Sheila G. Klauer, PhD, of the Virginia Tech Transportation Institute in Blacksburg, Va., and colleagues installed sensors into cars of 42 newly licensed (defined as having a license for 3 weeks or less) drivers aged 16.3 to 17 years and 109 cars of adults aged 18 to 72 years with more experience to determine the effect of distracted driving on crashes and near-crashes.

Adolescents in the newly licensed group were at increased risk of crash or near-crash if they took part in dialing or reaching for a cellphone, texting, reaching for something other than a cellphone, looking at a roadside object, and eating. An increased risk was only associated with dialing a cellphone among the experienced group.

Among the experienced group, the incidence of performing secondary tasks did not change significantly with time (P=.61).

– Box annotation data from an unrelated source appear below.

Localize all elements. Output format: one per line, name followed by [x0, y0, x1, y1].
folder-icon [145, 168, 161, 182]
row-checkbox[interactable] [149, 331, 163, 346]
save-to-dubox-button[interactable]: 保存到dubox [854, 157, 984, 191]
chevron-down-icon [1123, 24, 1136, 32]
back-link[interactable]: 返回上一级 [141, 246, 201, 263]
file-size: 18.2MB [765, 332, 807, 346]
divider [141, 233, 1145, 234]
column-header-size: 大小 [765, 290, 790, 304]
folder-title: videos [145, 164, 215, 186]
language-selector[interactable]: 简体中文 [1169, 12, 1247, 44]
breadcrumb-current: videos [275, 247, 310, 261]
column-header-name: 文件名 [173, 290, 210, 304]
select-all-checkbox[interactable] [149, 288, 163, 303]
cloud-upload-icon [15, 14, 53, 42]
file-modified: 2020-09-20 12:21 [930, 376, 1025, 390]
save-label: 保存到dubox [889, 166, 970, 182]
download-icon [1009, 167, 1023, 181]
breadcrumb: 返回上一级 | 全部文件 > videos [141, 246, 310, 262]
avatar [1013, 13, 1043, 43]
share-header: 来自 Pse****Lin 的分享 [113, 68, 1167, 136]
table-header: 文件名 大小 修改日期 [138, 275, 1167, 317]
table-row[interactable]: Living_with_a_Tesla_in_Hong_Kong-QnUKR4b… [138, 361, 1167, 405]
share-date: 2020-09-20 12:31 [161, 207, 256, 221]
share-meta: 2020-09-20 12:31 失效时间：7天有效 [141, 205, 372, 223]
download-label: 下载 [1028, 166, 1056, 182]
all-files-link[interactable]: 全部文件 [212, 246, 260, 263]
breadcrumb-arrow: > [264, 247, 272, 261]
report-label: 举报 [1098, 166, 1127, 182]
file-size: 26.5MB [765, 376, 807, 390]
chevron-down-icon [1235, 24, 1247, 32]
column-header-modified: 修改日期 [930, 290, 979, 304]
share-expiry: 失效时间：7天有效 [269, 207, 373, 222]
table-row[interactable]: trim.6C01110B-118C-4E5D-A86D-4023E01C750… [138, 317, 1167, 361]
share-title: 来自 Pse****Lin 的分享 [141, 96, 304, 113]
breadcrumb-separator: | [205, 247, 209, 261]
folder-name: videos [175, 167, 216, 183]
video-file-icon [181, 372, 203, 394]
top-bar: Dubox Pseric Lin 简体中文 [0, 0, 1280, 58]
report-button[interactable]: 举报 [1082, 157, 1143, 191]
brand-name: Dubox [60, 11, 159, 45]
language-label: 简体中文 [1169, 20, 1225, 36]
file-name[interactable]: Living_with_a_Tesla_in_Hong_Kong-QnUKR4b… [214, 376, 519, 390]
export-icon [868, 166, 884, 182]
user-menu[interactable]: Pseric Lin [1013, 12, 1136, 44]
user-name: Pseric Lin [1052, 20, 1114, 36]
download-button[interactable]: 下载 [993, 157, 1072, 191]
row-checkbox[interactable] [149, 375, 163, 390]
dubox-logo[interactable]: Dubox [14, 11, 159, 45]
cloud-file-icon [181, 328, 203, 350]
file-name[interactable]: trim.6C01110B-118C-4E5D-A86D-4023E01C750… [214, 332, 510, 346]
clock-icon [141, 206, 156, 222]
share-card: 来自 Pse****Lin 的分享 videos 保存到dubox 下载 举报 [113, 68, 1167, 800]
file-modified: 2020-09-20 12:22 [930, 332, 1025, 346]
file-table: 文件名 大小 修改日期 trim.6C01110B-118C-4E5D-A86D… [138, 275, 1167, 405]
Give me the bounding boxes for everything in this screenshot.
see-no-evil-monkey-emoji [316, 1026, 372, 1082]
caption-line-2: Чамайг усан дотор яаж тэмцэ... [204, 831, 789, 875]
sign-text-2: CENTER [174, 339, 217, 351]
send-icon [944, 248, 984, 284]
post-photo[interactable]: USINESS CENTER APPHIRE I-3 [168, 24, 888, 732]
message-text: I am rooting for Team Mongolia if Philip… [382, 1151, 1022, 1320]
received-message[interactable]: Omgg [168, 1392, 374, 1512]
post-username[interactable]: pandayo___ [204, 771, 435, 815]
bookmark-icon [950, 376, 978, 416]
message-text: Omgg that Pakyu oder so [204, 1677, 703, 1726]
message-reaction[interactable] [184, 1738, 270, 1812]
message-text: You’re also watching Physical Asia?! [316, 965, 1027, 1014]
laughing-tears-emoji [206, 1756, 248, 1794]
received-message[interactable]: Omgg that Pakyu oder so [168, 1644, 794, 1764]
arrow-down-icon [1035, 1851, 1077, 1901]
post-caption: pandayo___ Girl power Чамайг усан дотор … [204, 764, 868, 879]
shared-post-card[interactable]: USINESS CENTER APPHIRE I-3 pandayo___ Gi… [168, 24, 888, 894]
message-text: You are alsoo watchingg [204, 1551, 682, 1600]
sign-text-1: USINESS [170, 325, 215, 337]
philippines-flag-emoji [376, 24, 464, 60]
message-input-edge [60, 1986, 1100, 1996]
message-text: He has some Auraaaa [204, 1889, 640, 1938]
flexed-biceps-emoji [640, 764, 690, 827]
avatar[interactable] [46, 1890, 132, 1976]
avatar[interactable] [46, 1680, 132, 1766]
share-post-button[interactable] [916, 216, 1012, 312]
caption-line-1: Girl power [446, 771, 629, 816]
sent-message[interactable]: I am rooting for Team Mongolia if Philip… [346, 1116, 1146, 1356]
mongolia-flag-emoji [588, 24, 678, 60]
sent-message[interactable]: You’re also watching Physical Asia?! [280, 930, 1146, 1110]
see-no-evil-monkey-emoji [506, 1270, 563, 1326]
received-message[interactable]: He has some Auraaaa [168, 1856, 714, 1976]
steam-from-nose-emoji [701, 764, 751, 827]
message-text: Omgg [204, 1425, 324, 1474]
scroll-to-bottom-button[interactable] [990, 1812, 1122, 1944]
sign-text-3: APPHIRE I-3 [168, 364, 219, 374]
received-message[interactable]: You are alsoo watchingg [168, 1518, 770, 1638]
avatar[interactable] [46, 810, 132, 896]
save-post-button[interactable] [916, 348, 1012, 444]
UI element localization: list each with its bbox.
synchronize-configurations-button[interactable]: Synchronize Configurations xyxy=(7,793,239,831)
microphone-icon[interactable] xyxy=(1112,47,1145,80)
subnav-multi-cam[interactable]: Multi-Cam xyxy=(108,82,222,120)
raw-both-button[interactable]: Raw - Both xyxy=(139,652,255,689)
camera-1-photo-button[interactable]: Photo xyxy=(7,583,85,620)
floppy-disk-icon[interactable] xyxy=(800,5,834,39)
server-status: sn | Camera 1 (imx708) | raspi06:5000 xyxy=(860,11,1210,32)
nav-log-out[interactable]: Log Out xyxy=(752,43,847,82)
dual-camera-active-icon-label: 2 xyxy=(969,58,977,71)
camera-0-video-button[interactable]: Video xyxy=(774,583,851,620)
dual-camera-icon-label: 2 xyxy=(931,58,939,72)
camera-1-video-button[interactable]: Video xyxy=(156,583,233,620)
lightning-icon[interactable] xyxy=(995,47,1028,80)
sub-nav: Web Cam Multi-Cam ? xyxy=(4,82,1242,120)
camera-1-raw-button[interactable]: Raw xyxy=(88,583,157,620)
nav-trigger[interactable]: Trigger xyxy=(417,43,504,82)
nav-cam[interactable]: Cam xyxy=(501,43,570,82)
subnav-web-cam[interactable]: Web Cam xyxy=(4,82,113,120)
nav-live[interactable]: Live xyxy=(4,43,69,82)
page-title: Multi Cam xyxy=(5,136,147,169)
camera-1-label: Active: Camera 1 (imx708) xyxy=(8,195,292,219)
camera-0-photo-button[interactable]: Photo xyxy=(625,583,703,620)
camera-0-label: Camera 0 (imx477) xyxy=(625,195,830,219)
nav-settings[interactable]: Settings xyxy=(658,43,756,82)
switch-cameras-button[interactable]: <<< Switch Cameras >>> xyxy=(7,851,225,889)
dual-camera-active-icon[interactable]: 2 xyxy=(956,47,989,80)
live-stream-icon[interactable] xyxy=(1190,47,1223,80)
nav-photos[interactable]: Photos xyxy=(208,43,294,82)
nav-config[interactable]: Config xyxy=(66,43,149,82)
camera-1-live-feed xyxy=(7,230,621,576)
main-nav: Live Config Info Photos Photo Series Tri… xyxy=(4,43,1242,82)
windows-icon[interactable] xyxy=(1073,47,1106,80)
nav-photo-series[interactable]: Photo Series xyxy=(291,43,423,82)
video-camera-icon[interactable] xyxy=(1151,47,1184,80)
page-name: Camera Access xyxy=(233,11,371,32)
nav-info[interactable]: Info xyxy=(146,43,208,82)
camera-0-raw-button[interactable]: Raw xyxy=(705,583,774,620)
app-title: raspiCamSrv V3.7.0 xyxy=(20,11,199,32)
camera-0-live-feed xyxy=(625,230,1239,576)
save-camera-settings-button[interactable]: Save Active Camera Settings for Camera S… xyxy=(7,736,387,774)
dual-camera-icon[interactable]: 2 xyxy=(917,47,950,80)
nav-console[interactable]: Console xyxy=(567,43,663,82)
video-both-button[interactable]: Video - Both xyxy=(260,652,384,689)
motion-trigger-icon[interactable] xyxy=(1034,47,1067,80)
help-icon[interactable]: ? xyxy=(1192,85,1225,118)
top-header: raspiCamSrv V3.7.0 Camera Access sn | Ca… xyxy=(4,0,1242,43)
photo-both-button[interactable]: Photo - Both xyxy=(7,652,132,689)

However, the newly licensed group participated in secondary tasks more often during the study period (P<.05). Overall, 9.9% of the newly licensed group and 10.9% of the experienced group performed secondary tasks while driving.

"In conclusion, our findings indicate that secondary tasks requiring drivers to look away from the road ahead, such as dialing and texting, are significant risk factors for crashes and near-crashes, especially among novice drivers," the researchers wrote.

Disclosure: The study was funded in part by the Eunice Kennedy Shriver National Institute of Child Health and Human Development and the National Highway Traffic Safety Administration.